Yine, Türkiye ve Halep’in kuzey kırsalındaki Suriye aşiretlerinin değerli mensuplarına Türkiye’ye destek vermeme çağrısı yapıyoruz. Kardeşlerimize, önü alınamayan ve bölgenin tamamını kasıp kavuracak bu yangının bir an önce söndürülmesi için bizlerle ortaklaşması çağrısı yapıyoruz. Artık geri dönüp, topraklarımızı hep birlikte savunmalıyız. Uzun yıllar boyunca yaşadığımız ölüm, göç ve kentlerimizin yıkılmasına sebep olan olaylara artık son vermeliyiz. Gelin hep birlikte mutlu ve acı günleri birlikte yaşayalım, topraklarımıza huzur ve güvenliği tekrardan getirelim.
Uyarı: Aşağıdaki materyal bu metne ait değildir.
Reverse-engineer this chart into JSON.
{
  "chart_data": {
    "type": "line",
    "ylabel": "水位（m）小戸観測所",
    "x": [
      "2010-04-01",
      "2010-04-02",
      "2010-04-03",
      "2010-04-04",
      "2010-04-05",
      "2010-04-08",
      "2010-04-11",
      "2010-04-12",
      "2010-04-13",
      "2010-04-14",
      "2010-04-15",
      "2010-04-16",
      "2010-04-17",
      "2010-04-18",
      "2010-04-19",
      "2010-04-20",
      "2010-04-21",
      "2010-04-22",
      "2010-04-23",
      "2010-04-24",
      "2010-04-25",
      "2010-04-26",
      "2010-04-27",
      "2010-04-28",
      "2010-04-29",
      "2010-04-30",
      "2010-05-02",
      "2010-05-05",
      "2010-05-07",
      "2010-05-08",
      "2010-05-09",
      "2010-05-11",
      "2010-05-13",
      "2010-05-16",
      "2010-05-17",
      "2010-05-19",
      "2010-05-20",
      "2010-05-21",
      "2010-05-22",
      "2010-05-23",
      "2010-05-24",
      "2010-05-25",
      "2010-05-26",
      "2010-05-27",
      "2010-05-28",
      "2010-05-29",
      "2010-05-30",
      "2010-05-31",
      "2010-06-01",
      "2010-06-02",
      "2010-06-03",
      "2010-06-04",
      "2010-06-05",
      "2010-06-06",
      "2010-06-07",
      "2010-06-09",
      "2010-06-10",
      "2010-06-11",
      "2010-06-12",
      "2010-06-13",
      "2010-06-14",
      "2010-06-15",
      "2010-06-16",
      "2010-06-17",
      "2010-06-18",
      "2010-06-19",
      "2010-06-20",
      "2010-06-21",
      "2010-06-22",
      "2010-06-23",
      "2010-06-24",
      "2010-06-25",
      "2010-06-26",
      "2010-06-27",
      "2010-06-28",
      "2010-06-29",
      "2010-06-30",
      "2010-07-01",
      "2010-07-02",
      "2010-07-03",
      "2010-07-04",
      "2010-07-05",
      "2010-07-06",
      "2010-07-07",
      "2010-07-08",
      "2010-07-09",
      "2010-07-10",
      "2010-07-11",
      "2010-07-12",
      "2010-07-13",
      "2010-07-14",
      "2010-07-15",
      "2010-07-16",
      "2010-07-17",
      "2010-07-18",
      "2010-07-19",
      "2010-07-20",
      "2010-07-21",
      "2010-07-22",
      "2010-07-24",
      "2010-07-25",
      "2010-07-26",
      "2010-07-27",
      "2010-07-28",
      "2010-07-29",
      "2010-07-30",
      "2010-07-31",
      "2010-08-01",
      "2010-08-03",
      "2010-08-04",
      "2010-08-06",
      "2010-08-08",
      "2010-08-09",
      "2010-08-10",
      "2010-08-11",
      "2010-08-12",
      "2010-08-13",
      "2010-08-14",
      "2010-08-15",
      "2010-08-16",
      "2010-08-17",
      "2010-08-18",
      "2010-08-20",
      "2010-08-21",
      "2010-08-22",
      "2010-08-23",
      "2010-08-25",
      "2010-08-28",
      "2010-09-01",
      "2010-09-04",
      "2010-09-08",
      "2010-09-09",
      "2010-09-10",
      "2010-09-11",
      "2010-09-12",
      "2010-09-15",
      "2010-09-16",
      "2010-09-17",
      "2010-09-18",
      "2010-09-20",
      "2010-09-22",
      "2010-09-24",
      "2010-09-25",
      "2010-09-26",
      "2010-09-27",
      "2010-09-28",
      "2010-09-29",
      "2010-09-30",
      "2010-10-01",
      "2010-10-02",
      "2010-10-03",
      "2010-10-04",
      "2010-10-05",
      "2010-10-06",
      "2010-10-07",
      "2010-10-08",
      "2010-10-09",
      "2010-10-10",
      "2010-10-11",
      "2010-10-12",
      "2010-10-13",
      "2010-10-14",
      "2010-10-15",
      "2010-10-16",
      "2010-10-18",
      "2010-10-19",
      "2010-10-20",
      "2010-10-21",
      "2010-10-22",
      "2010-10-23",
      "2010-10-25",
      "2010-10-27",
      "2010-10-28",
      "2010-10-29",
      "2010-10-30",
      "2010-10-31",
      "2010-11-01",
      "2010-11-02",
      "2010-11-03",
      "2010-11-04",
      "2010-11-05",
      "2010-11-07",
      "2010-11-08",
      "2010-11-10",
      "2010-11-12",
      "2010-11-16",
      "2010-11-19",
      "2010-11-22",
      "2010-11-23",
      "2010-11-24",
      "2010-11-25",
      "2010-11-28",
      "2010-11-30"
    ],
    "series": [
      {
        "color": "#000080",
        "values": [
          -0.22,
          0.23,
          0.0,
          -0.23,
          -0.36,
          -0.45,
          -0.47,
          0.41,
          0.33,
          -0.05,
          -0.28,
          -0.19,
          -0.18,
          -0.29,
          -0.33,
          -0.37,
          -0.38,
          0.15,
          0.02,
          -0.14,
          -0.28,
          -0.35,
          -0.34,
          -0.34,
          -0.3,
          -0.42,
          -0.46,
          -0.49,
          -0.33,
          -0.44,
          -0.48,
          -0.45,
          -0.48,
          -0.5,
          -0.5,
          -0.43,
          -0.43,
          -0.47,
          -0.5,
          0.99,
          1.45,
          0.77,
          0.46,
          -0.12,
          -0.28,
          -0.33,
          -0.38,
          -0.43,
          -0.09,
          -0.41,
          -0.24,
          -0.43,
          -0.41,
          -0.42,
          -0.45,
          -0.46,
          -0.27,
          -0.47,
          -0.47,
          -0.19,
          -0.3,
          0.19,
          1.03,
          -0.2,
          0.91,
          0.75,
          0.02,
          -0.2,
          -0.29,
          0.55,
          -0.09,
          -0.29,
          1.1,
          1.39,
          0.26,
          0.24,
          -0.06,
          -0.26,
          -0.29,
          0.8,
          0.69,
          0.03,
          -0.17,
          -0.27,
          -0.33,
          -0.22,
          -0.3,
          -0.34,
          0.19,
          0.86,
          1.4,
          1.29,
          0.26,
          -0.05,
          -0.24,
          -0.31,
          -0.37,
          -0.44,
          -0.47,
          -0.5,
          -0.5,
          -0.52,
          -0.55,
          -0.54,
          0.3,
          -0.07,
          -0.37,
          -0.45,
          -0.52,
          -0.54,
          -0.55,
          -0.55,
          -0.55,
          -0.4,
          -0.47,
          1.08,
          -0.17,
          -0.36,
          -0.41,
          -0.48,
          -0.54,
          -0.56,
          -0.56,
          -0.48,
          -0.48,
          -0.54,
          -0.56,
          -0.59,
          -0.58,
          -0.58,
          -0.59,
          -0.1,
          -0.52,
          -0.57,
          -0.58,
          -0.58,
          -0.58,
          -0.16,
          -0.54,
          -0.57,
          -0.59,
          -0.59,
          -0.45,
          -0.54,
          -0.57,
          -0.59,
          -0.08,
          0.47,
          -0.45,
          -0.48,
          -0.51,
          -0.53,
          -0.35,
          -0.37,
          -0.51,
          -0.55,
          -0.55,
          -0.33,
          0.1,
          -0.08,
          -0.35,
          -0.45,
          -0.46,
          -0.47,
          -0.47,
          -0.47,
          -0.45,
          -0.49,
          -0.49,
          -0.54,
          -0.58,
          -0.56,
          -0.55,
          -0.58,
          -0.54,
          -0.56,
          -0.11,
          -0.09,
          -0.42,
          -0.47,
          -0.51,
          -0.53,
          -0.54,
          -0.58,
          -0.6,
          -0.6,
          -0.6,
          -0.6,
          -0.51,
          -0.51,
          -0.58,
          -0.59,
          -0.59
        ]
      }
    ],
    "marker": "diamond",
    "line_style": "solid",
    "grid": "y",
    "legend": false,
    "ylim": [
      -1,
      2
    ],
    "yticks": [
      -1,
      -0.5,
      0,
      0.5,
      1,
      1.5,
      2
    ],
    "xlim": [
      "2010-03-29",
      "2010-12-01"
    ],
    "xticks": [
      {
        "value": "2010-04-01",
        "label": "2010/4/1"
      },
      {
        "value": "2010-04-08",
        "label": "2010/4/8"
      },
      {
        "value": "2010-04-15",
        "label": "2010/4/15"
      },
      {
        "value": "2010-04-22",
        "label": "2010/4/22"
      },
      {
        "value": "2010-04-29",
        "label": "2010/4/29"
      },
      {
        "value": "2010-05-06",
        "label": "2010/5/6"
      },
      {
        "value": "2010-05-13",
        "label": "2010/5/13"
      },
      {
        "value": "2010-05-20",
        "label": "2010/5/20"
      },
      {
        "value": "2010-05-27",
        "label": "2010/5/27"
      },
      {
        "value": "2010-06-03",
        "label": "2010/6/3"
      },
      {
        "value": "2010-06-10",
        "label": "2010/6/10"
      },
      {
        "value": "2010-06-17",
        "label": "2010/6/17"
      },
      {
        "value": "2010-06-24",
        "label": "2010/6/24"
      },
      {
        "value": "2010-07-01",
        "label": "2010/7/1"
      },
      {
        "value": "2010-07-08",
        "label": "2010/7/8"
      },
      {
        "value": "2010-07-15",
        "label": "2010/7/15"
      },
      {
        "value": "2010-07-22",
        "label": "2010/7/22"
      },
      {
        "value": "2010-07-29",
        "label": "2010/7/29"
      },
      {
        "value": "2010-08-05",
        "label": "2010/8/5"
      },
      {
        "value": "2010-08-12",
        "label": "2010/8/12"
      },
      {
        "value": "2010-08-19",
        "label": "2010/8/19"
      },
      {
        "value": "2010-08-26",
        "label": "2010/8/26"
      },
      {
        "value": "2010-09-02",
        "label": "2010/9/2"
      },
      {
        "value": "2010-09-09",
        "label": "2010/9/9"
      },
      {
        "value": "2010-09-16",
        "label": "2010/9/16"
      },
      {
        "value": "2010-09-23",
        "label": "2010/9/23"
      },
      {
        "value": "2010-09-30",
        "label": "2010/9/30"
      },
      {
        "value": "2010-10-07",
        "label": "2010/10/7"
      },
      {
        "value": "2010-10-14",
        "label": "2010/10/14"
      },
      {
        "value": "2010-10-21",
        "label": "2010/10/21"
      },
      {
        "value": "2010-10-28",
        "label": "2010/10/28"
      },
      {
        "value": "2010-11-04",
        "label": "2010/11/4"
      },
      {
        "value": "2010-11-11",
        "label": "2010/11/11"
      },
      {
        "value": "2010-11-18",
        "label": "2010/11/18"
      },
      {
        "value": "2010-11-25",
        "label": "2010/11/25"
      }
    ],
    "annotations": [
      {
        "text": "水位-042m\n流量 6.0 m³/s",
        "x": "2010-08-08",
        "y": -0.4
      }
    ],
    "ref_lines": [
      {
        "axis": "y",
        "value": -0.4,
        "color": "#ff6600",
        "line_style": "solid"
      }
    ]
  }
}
'BÖLGELERİMİZİ ÖZGÜRLEŞTİRELİM'

Son olarak Suriyeli tüm yurtseverlere, Osmanlı’yı yeniden kurma girişimlerine karşı birlikte mücadele etme ve Efrîn başta olmak üzere işgal altındaki tüm bölgelerimizi özgürleştirme çağrısı yapıyoruz. Uluslararası toplum, bölgeye yönelik tehditlere karşı sorumluluklarını yerine getirmeli ve ciddi tavır sergilemelidir. Erdoğan’ın Kuzey ve Doğu Suriye’ye saldırması halinde bölgede savaş süreci yaşanacak ve hiçbir devlet bu savaşın sonuçlarından kaçamayacaktır. Bu savaştan yararlanabilecek tek taraf terörist gruplardır.”